November: Web Summit, Invest in Women Taskforce
November saw BusinessCloud attend Web Summit, Europe’s largest tech conference, for the first time. Editor Jonathan Symcox’s trip got off to a flier when he saw Manchester United captain Bruno Fernandes come to the rescue of a passenger on board his easyJet flight, with Susanna Lawson – heading to Lisbon as a mentor on GM Business Growth Hub’s ASCEND Scale Up Programme – grabbing the all-important selfie. The story went viral worldwide and ended up on the back page of the Daily Star – coincidentally the only media publication not to credit BusinessCloud for breaking the story.
Among the ASCEND businesses attending Web Summit was Ayaan Mohamed Ali – and she thought nothing of hijacking one of the stages to pitch her business Digitech Oasis. We also reported from KPMG’s Global Tech Innovator final – interviewing entries from the UK, Ireland, Australia and eventual winner Japan – as well as offering tips for standing out in a crowd the size of Old Trafford in our ‘Web Summit in pictures’ feature.
The Invest in Women Taskforce secured over £250m of funding. Described as an ‘historic milestone’, capital has been committed by Barclays, M&G, the British Business Bank, Morgan Stanley, Visa Foundation, BGF and Aviva to invest in female-founded businesses across the country. The funds will be deployed either directly by these organisations or through a ‘Women backing Women’ fund. A process has been initiated to select a fund manager or managers to deploy the latter.
December: FD, Dext, Vodafone/Three, BenevolentAI
At the start of December, Northern Irish firm FD Technologies plc completed the sale of its First Derivative capital markets consulting business to US software company EPAM Systems Inc for an enterprise value of £230m. It said the deal will enable it to focus on its KX software business and provide the funding for it to become cash generative.
Soon afterwards, £3bn IRIS Software Group agreed to acquire bookkeeping automation firm Dext Software Ltd in a deal reportedly worth more than £500m.
And just a single advent calendar window further on, the £16.5 billion merger of telecoms giants Vodafone and Three was given the green light by the Competition and Markets Authority. In September the regulator had thrown the deal into doubt over competition concerns – but had provisionally ruled in November that a multi-billion-pound commitment to upgrade the merged company’s network across the UK – including £11bn to roll out 5G – combined with short-term customer protections could solve these concerns.

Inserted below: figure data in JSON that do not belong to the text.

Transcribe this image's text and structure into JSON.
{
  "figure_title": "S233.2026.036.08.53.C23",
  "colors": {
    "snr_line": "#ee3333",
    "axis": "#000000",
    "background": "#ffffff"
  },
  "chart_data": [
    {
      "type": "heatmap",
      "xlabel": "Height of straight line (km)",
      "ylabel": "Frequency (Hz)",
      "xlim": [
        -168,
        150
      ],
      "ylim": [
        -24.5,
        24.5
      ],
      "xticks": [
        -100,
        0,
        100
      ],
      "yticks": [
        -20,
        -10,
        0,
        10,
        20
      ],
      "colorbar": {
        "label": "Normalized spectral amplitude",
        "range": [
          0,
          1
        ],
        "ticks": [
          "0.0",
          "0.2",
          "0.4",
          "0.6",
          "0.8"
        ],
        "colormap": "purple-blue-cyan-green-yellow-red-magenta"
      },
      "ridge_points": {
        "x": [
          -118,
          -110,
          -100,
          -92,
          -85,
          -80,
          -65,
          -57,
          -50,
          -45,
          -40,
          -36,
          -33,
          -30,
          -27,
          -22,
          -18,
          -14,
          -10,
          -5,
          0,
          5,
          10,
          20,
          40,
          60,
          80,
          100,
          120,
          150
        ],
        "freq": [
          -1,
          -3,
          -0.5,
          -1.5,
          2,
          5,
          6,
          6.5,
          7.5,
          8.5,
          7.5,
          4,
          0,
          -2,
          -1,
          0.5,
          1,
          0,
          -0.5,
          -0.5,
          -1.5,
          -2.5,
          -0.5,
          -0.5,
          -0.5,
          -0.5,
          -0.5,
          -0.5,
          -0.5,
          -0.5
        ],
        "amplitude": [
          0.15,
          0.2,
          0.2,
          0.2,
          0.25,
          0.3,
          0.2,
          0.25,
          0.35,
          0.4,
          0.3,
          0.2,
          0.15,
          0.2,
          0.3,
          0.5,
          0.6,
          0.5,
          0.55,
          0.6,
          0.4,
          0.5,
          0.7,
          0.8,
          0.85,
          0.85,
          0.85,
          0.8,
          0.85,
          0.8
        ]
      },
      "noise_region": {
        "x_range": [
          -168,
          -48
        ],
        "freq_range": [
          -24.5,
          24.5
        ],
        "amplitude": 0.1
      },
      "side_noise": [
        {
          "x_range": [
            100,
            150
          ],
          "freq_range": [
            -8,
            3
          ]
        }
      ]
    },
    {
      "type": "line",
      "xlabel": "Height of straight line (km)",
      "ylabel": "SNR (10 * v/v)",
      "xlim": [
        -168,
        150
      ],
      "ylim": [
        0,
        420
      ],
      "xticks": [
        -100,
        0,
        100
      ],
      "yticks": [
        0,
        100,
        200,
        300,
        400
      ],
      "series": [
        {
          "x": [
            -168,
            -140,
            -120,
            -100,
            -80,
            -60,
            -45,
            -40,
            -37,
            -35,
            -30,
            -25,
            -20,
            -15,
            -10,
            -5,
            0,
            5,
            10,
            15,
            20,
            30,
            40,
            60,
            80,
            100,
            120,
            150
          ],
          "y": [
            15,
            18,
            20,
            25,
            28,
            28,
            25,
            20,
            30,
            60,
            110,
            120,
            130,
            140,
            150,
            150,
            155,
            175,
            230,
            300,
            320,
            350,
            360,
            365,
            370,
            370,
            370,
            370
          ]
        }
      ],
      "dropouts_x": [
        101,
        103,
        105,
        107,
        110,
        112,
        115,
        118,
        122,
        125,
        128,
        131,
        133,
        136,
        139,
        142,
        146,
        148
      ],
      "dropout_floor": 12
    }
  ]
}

A week ago, more expected redundancies were announced at BenevolentAI alongside plans to see it delist from the Euronext exchange in Amsterdam. Earlier in the year we covered the closure of its US office; a boardroom coup led by founder Kenneth Mulvany (pictured) which saw the exit of its CEO; a restructure which narrowed losses; and a return to its foundational objective of helping pharmaceutical partners to discover and develop transformative drugs rather than developing its own pipeline. Mulvany founded BenevolentAI in 2013 but left the board in 2022 when it listed via a SPAC merger which valued it at more than £1 billion prior to a spectacular fall in share price.
Summary: The year of AI (again)
The furthest-reaching story of 2024 is one which affects almost everyone: the rise of AI and large language models. As startups, scaleups and enterprise businesses alike seek to harness the transformative power of algorithms – triggered in earnest by the launch of generative AI chatbot ChatGPT in 2022 – experts have penned more than 20 insights pieces on BusinessCloud, from why AI still needs a human editor to how it is reshaping the landscape in private equity, how to protect yourself from the dangers of ‘shadow AI’, legal tips ahead of the UK AI bill, how it can help protect businesses at the most wonderful fraudulent time of year and what 2025 holds for this rapidly evolving technology.